In Ottawa, a bill to add gender identity and expression to the protected grounds against discrimination in the Canadian Human Rights Act and the Criminal Code cleared the House of Commons before Christmas and is now before the Senate.
At the United Nations, the human rights council adopted a resolution in June against discrimination and violence based on sexual orientation and gender identity.
Campaign Life Ottawa lobbyist Johanne Brownrigg said words like “gender identity and expression” are “very fluid, undefined and dangerous.”
Campaign Life’s UN representative, Matthew Wojciechowski, noted that “almost all social agenda around the world seems to stem from New York City and the United Nations.” Gender theory at the UN is a new focus “to destroy the natural family” in the developing world, he said.
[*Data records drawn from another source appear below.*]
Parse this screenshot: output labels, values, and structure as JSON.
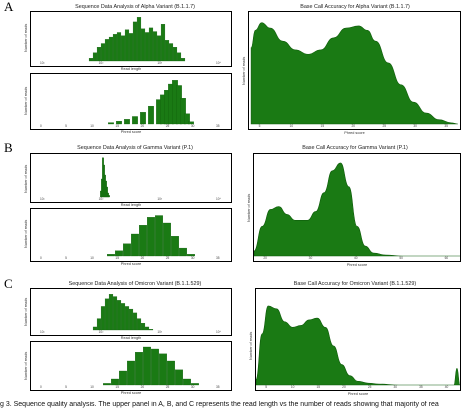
{
  "panels": [
    {
      "letter": "A",
      "left_title": "Sequence Data Analysis of Alpha Variant (B.1.1.7)",
      "right_title": "Base Call Accuracy for Alpha Variant (B.1.1.7)"
    },
    {
      "letter": "B",
      "left_title": "Sequence Data Analysis of Gamma Variant (P.1)",
      "right_title": "Base Call Accuracy for Gamma Variant (P.1)"
    },
    {
      "letter": "C",
      "left_title": "Sequence Data Analysis of Omicron Variant (B.1.1.529)",
      "right_title": "Base Call Accuracy for Omicron Variant (B.1.1.529)"
    }
  ],
  "caption": "g 3. Sequence quality analysis. The upper panel in A, B, and C represents the read length vs the number of reads showing that majority of rea",
  "colors": {
    "fill": "#1a7a14",
    "stroke": "#0f5c0b"
  },
  "chart_data": [
    {
      "id": "A-len",
      "type": "bar",
      "xlabel": "Read length",
      "ylabel": "Number of reads",
      "xscale": "log",
      "xticks": [
        "10¹",
        "10²",
        "10³",
        "10⁴"
      ],
      "ylim": [
        0,
        1
      ],
      "x": [
        0.3,
        0.32,
        0.34,
        0.36,
        0.38,
        0.4,
        0.42,
        0.44,
        0.46,
        0.48,
        0.5,
        0.52,
        0.54,
        0.56,
        0.58,
        0.6,
        0.62,
        0.64,
        0.66,
        0.68,
        0.7,
        0.72,
        0.74,
        0.76
      ],
      "values": [
        0.06,
        0.18,
        0.3,
        0.38,
        0.47,
        0.52,
        0.58,
        0.62,
        0.55,
        0.68,
        0.6,
        0.85,
        0.95,
        0.7,
        0.62,
        0.72,
        0.64,
        0.55,
        0.8,
        0.45,
        0.38,
        0.3,
        0.18,
        0.06
      ]
    },
    {
      "id": "A-score",
      "type": "bar",
      "xlabel": "Phred score",
      "ylabel": "Number of reads",
      "xticks": [
        "0",
        "5",
        "10",
        "15",
        "20",
        "25",
        "30",
        "35"
      ],
      "ylim": [
        0,
        1
      ],
      "x": [
        0.4,
        0.44,
        0.48,
        0.52,
        0.56,
        0.6,
        0.64,
        0.66,
        0.68,
        0.7,
        0.72,
        0.74,
        0.76,
        0.78,
        0.8
      ],
      "values": [
        0.03,
        0.06,
        0.1,
        0.16,
        0.25,
        0.38,
        0.52,
        0.62,
        0.72,
        0.85,
        0.93,
        0.82,
        0.55,
        0.22,
        0.05
      ]
    },
    {
      "id": "A-acc",
      "type": "area",
      "xlabel": "Phred score",
      "ylabel": "Number of reads",
      "xticks": [
        "5",
        "10",
        "15",
        "20",
        "25",
        "30",
        "35"
      ],
      "ylim": [
        0,
        1
      ],
      "x": [
        0.01,
        0.03,
        0.06,
        0.1,
        0.16,
        0.22,
        0.28,
        0.34,
        0.4,
        0.46,
        0.52,
        0.56,
        0.6,
        0.66,
        0.72,
        0.78,
        0.84,
        0.9,
        0.96,
        0.99
      ],
      "values": [
        0.7,
        0.86,
        0.93,
        0.88,
        0.76,
        0.68,
        0.64,
        0.68,
        0.79,
        0.88,
        0.9,
        0.86,
        0.76,
        0.56,
        0.36,
        0.2,
        0.1,
        0.04,
        0.01,
        0.0
      ]
    },
    {
      "id": "B-len",
      "type": "bar",
      "xlabel": "Read length",
      "ylabel": "Number of reads",
      "xscale": "log",
      "xticks": [
        "10¹",
        "10²",
        "10³",
        "10⁴"
      ],
      "ylim": [
        0,
        1
      ],
      "x": [
        0.35,
        0.355,
        0.36,
        0.365,
        0.37,
        0.375,
        0.38,
        0.385,
        0.39
      ],
      "values": [
        0.15,
        0.45,
        0.98,
        0.8,
        0.55,
        0.4,
        0.25,
        0.1,
        0.04
      ]
    },
    {
      "id": "B-score",
      "type": "bar",
      "xlabel": "Phred score",
      "ylabel": "Number of reads",
      "xticks": [
        "0",
        "5",
        "10",
        "15",
        "20",
        "25",
        "30",
        "35"
      ],
      "ylim": [
        0,
        1
      ],
      "x": [
        0.4,
        0.44,
        0.48,
        0.52,
        0.56,
        0.6,
        0.64,
        0.68,
        0.72,
        0.76,
        0.8
      ],
      "values": [
        0.04,
        0.12,
        0.28,
        0.5,
        0.7,
        0.88,
        0.92,
        0.75,
        0.45,
        0.18,
        0.04
      ]
    },
    {
      "id": "B-acc",
      "type": "area",
      "xlabel": "Phred score",
      "ylabel": "Number of reads",
      "xticks": [
        "20",
        "30",
        "40",
        "50",
        "60"
      ],
      "ylim": [
        0,
        1
      ],
      "x": [
        0.0,
        0.04,
        0.08,
        0.12,
        0.16,
        0.2,
        0.26,
        0.3,
        0.34,
        0.38,
        0.42,
        0.46,
        0.5,
        0.54,
        0.58,
        0.64,
        0.72,
        1.0
      ],
      "values": [
        0.05,
        0.3,
        0.47,
        0.5,
        0.42,
        0.36,
        0.36,
        0.45,
        0.64,
        0.86,
        0.94,
        0.7,
        0.3,
        0.1,
        0.03,
        0.01,
        0.0,
        0.0
      ]
    },
    {
      "id": "C-len",
      "type": "bar",
      "xlabel": "Read length",
      "ylabel": "Number of reads",
      "xscale": "log",
      "xticks": [
        "10¹",
        "10²",
        "10³",
        "10⁴"
      ],
      "ylim": [
        0,
        1
      ],
      "x": [
        0.32,
        0.34,
        0.36,
        0.38,
        0.4,
        0.42,
        0.44,
        0.46,
        0.48,
        0.5,
        0.52,
        0.54,
        0.56,
        0.58,
        0.6
      ],
      "values": [
        0.08,
        0.3,
        0.62,
        0.82,
        0.94,
        0.88,
        0.78,
        0.7,
        0.62,
        0.55,
        0.45,
        0.3,
        0.18,
        0.08,
        0.02
      ]
    },
    {
      "id": "C-score",
      "type": "bar",
      "xlabel": "Phred score",
      "ylabel": "Number of reads",
      "xticks": [
        "0",
        "5",
        "10",
        "15",
        "20",
        "25",
        "30",
        "35"
      ],
      "ylim": [
        0,
        1
      ],
      "x": [
        0.38,
        0.42,
        0.46,
        0.5,
        0.54,
        0.58,
        0.62,
        0.66,
        0.7,
        0.74,
        0.78,
        0.82
      ],
      "values": [
        0.04,
        0.15,
        0.35,
        0.6,
        0.82,
        0.95,
        0.9,
        0.78,
        0.6,
        0.38,
        0.15,
        0.04
      ]
    },
    {
      "id": "C-acc",
      "type": "area",
      "xlabel": "Phred score",
      "ylabel": "Number of reads",
      "xticks": [
        "5",
        "10",
        "15",
        "20",
        "25",
        "30",
        "35",
        "40"
      ],
      "ylim": [
        0,
        1
      ],
      "x": [
        0.0,
        0.03,
        0.06,
        0.1,
        0.14,
        0.18,
        0.22,
        0.26,
        0.3,
        0.34,
        0.38,
        0.42,
        0.46,
        0.5,
        0.55,
        0.6,
        0.7,
        0.8,
        0.97,
        0.985,
        1.0
      ],
      "values": [
        0.06,
        0.55,
        0.85,
        0.82,
        0.68,
        0.62,
        0.64,
        0.7,
        0.72,
        0.62,
        0.42,
        0.22,
        0.1,
        0.04,
        0.02,
        0.01,
        0.0,
        0.0,
        0.0,
        0.18,
        0.0
      ]
    }
  ]
}
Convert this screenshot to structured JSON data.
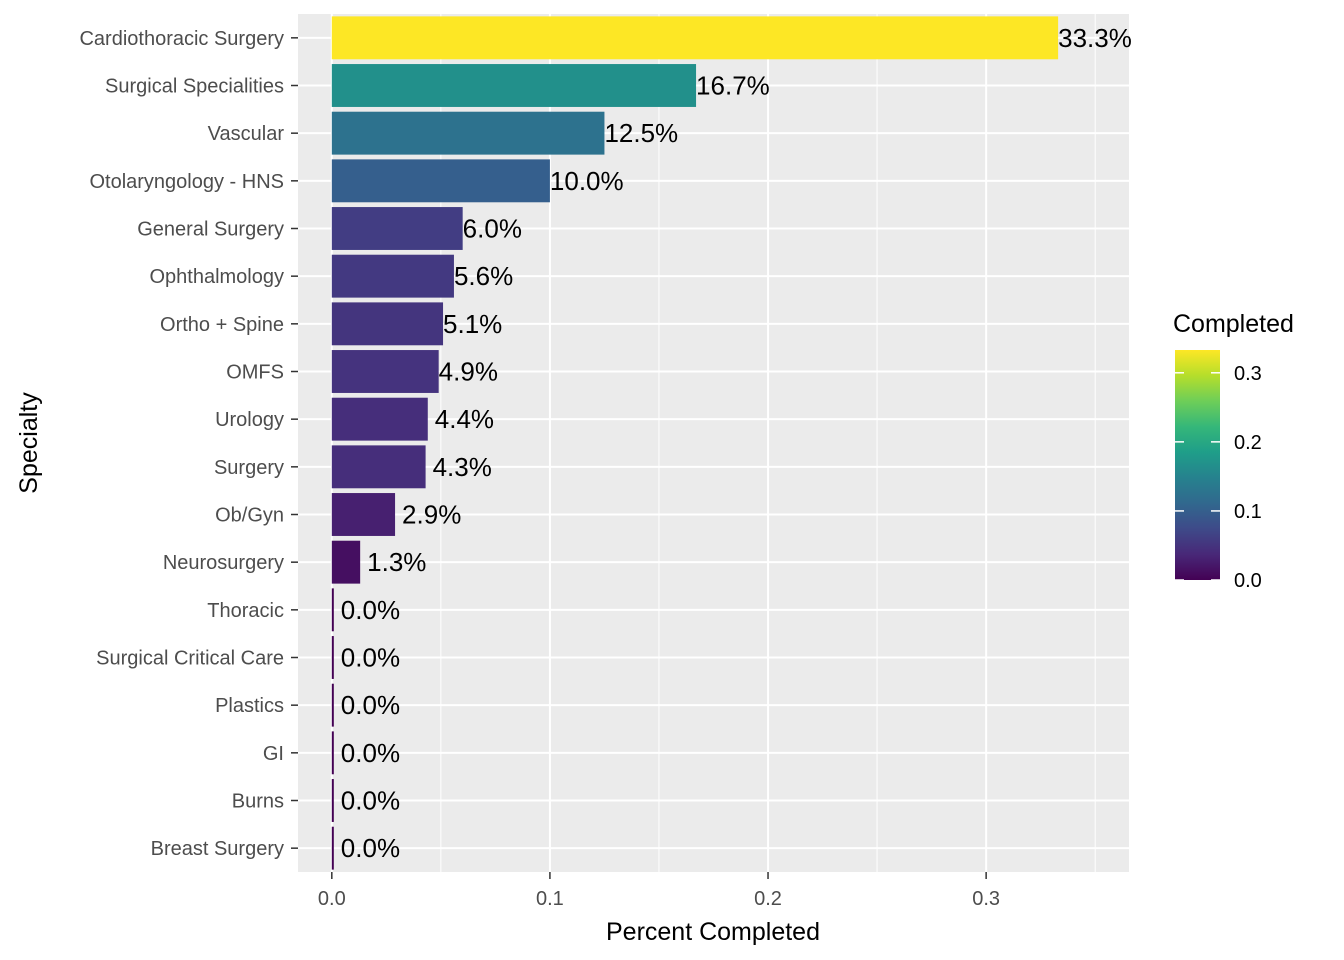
{
  "chart_data": {
    "type": "bar",
    "orientation": "horizontal",
    "categories": [
      "Cardiothoracic Surgery",
      "Surgical Specialities",
      "Vascular",
      "Otolaryngology - HNS",
      "General Surgery",
      "Ophthalmology",
      "Ortho + Spine",
      "OMFS",
      "Urology",
      "Surgery",
      "Ob/Gyn",
      "Neurosurgery",
      "Thoracic",
      "Surgical Critical Care",
      "Plastics",
      "GI",
      "Burns",
      "Breast Surgery"
    ],
    "values": [
      0.333,
      0.167,
      0.125,
      0.1,
      0.06,
      0.056,
      0.051,
      0.049,
      0.044,
      0.043,
      0.029,
      0.013,
      0.0,
      0.0,
      0.0,
      0.0,
      0.0,
      0.0
    ],
    "data_labels": [
      "33.3%",
      "16.7%",
      "12.5%",
      "10.0%",
      "6.0%",
      "5.6%",
      "5.1%",
      "4.9%",
      "4.4%",
      "4.3%",
      "2.9%",
      "1.3%",
      "0.0%",
      "0.0%",
      "0.0%",
      "0.0%",
      "0.0%",
      "0.0%"
    ],
    "xlabel": "Percent Completed",
    "ylabel": "Specialty",
    "xlim": [
      -0.0155,
      0.3655
    ],
    "x_ticks": [
      0.0,
      0.1,
      0.2,
      0.3
    ],
    "x_tick_labels": [
      "0.0",
      "0.1",
      "0.2",
      "0.3"
    ],
    "grid": true,
    "legend": {
      "title": "Completed",
      "placement": "right",
      "type": "colorbar",
      "range": [
        0.0,
        0.333
      ],
      "ticks": [
        0.0,
        0.1,
        0.2,
        0.3
      ],
      "tick_labels": [
        "0.0",
        "0.1",
        "0.2",
        "0.3"
      ]
    },
    "colors": {
      "panel_background": "#ebebeb",
      "grid_major": "#ffffff",
      "palette": [
        "#440154",
        "#482878",
        "#3e4a89",
        "#31688e",
        "#26828e",
        "#1f9e89",
        "#35b779",
        "#6ece58",
        "#b5de2b",
        "#fde725"
      ]
    }
  }
}
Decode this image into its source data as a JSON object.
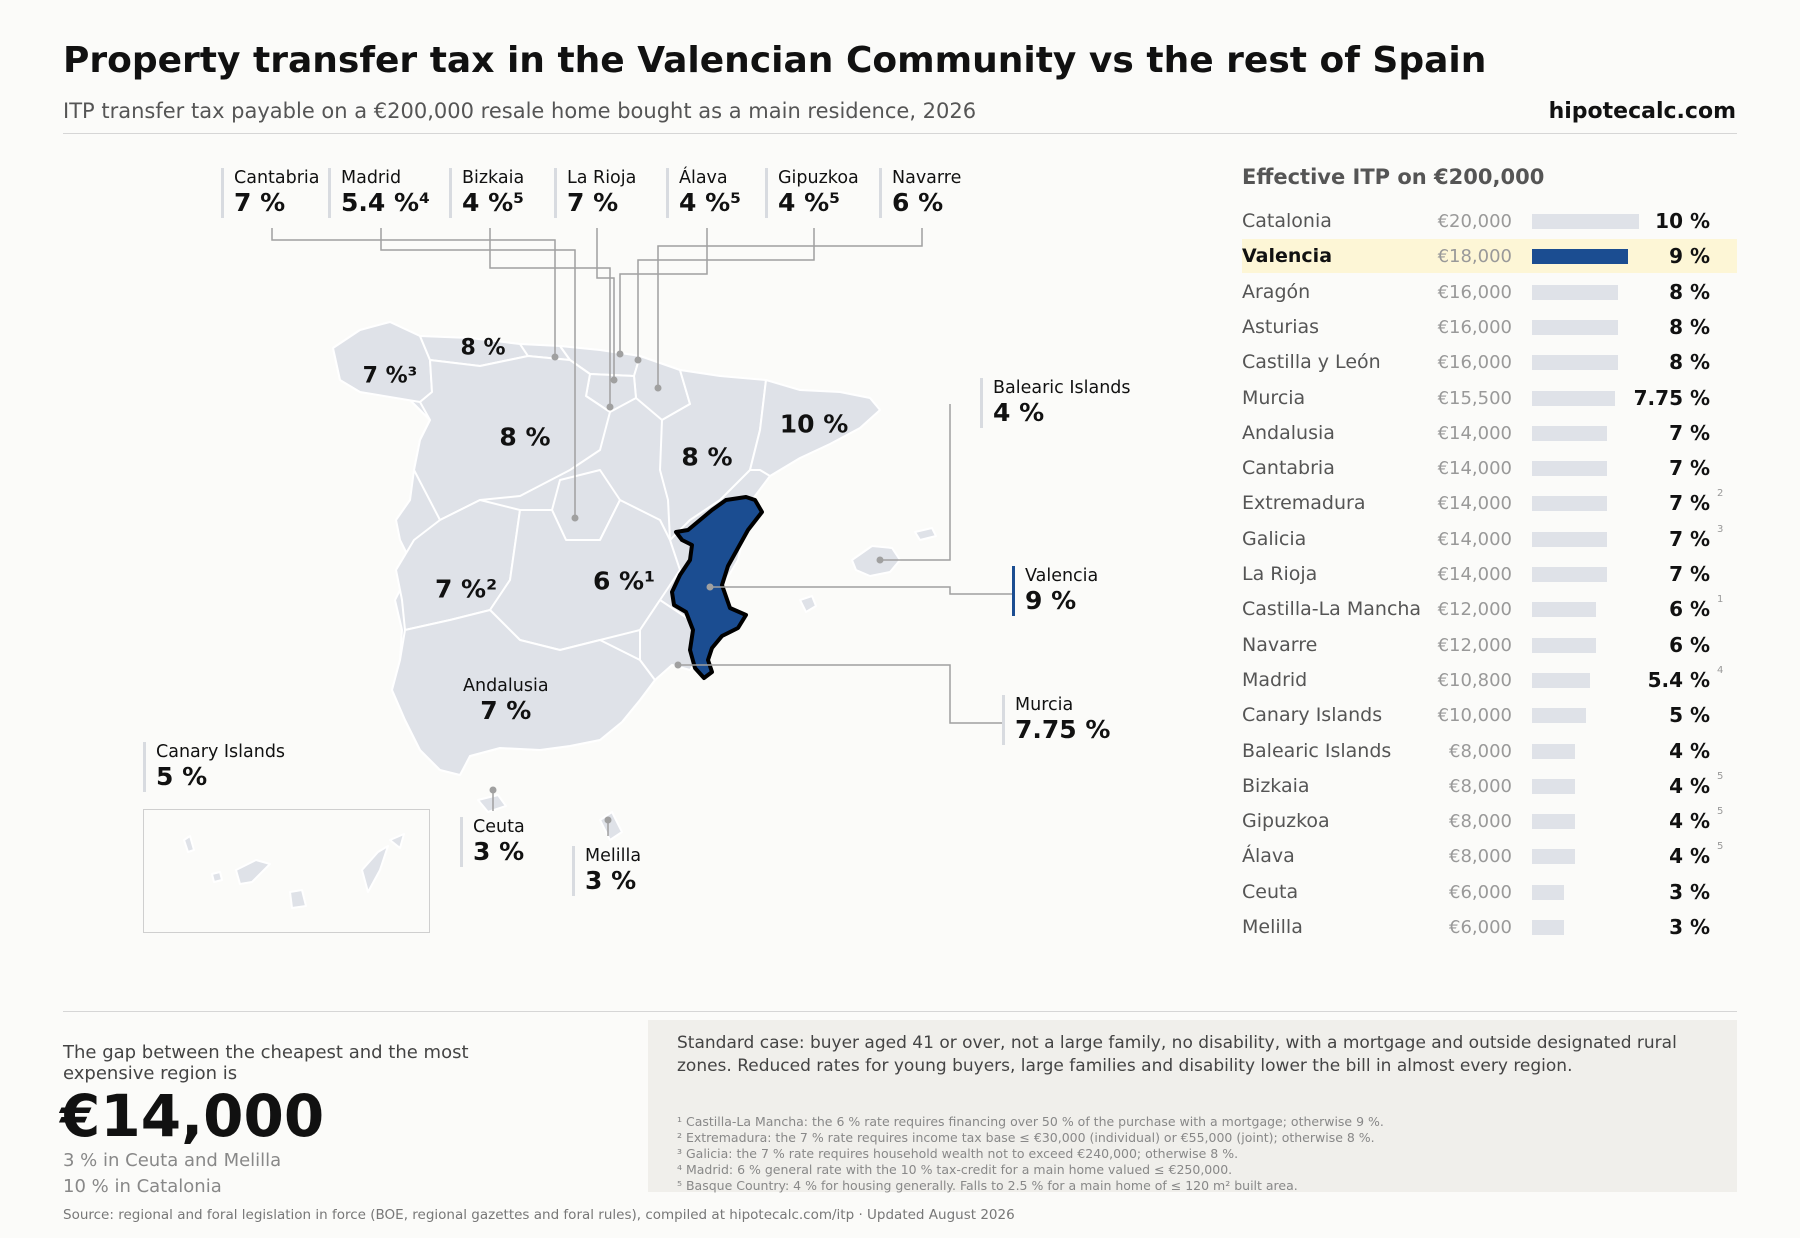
{
  "header": {
    "title": "Property transfer tax in the Valencian Community vs the rest of Spain",
    "subtitle": "ITP transfer tax payable on a €200,000 resale home bought as a main residence, 2026",
    "brand": "hipotecalc.com"
  },
  "map": {
    "region_labels": [
      {
        "text": "8 %"
      },
      {
        "text": "7 %³"
      },
      {
        "text": "8 %"
      },
      {
        "text": "10 %"
      },
      {
        "text": "8 %"
      },
      {
        "text": "7 %²"
      },
      {
        "text": "6 %¹"
      }
    ],
    "top_callouts": [
      {
        "name": "Cantabria",
        "rate": "7 %"
      },
      {
        "name": "Madrid",
        "rate": "5.4 %⁴"
      },
      {
        "name": "Bizkaia",
        "rate": "4 %⁵"
      },
      {
        "name": "La Rioja",
        "rate": "7 %"
      },
      {
        "name": "Álava",
        "rate": "4 %⁵"
      },
      {
        "name": "Gipuzkoa",
        "rate": "4 %⁵"
      },
      {
        "name": "Navarre",
        "rate": "6 %"
      }
    ],
    "side_callouts": [
      {
        "name": "Balearic Islands",
        "rate": "4 %"
      },
      {
        "name": "Valencia",
        "rate": "9 %",
        "highlight": true
      },
      {
        "name": "Murcia",
        "rate": "7.75 %"
      },
      {
        "name": "Andalusia",
        "rate": "7 %"
      },
      {
        "name": "Canary Islands",
        "rate": "5 %"
      },
      {
        "name": "Ceuta",
        "rate": "3 %"
      },
      {
        "name": "Melilla",
        "rate": "3 %"
      }
    ],
    "colors": {
      "land": "#dfe2e8",
      "highlight": "#1b4d91",
      "leader": "#a0a0a0"
    }
  },
  "chart_data": {
    "type": "bar",
    "title": "Effective ITP on €200,000",
    "categories": [
      "Catalonia",
      "Valencia",
      "Aragón",
      "Asturias",
      "Castilla y León",
      "Murcia",
      "Andalusia",
      "Cantabria",
      "Extremadura",
      "Galicia",
      "La Rioja",
      "Castilla-La Mancha",
      "Navarre",
      "Madrid",
      "Canary Islands",
      "Balearic Islands",
      "Bizkaia",
      "Gipuzkoa",
      "Álava",
      "Ceuta",
      "Melilla"
    ],
    "amounts": [
      "€20,000",
      "€18,000",
      "€16,000",
      "€16,000",
      "€16,000",
      "€15,500",
      "€14,000",
      "€14,000",
      "€14,000",
      "€14,000",
      "€14,000",
      "€12,000",
      "€12,000",
      "€10,800",
      "€10,000",
      "€8,000",
      "€8,000",
      "€8,000",
      "€8,000",
      "€6,000",
      "€6,000"
    ],
    "values": [
      10,
      9,
      8,
      8,
      8,
      7.75,
      7,
      7,
      7,
      7,
      7,
      6,
      6,
      5.4,
      5,
      4,
      4,
      4,
      4,
      3,
      3
    ],
    "rate_labels": [
      "10 %",
      "9 %",
      "8 %",
      "8 %",
      "8 %",
      "7.75 %",
      "7 %",
      "7 %",
      "7 %",
      "7 %",
      "7 %",
      "6 %",
      "6 %",
      "5.4 %",
      "5 %",
      "4 %",
      "4 %",
      "4 %",
      "4 %",
      "3 %",
      "3 %"
    ],
    "notes": [
      "",
      "",
      "",
      "",
      "",
      "",
      "",
      "",
      "2",
      "3",
      "",
      "1",
      "",
      "4",
      "",
      "",
      "5",
      "5",
      "5",
      "",
      ""
    ],
    "highlight": "Valencia",
    "colors": {
      "bar": "#dfe2e8",
      "highlight_bar": "#1b4d91",
      "highlight_row": "#fdf6d6"
    }
  },
  "summary": {
    "gap_label": "The gap between the cheapest and the most expensive region is",
    "gap_value": "€14,000",
    "low": "3 % in Ceuta and Melilla",
    "high": "10 % in Catalonia"
  },
  "notes": {
    "standard_case": "Standard case: buyer aged 41 or over, not a large family, no disability, with a mortgage and outside designated rural zones. Reduced rates for young buyers, large families and disability lower the bill in almost every region.",
    "footnotes": [
      "¹ Castilla-La Mancha: the 6 % rate requires financing over 50 % of the purchase with a mortgage; otherwise 9 %.",
      "² Extremadura: the 7 % rate requires income tax base ≤ €30,000 (individual) or €55,000 (joint); otherwise 8 %.",
      "³ Galicia: the 7 % rate requires household wealth not to exceed €240,000; otherwise 8 %.",
      "⁴ Madrid: 6 % general rate with the 10 % tax-credit for a main home valued ≤ €250,000.",
      "⁵ Basque Country: 4 % for housing generally. Falls to 2.5 % for a main home of ≤ 120 m² built area."
    ]
  },
  "source": "Source: regional and foral legislation in force (BOE, regional gazettes and foral rules), compiled at hipotecalc.com/itp · Updated August 2026"
}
The UN is “forcing countries to break down all their marriage laws to accept same-sex marriage,” he said.
Wojciechowski noted some of Pope Francis’ strongest language has been aimed against gender theory, calling it “satanic” and “demonic.”
The UN has also been working to have abortion declared a “universal human right,” he said. “It’s not happened because pro-life groups are preventing it.”
When UN agencies talk of “reproductive rights it is always about abortion,” he said. Aid agencies “try to bribe the developing countries by saying if you want aid, and stable infrastructure help, you must break down conservative laws against abortion.”
“In one hand a Tylenol, in another a condom,” he said.
Brownrigg pointed out that Canada’s legislation covering gender identity, Bill C-16, passed to the Senate without a recorded vote.
While similar bills have been fought as “bathroom bills” that allow men claiming a female gender identity to use women’s locker rooms and bathrooms, Brownrigg predicted the debate in the Senate will move to freedom of speech arguments raised by University of Toronto professor Jordan Peterson, a specialist in the psychology of totalitarianism.
Peterson has warned legislation like Bill C-16 and already existing changes to provincial human rights acts not only put freedom of speech at risk, but also compel speech, such as the use of preferred pronouns by those claiming a different gender identity from their biological sex. Preferred pronouns could include newly constructed words such as “zir, ze, or zhe,” that Peterson has refused to use.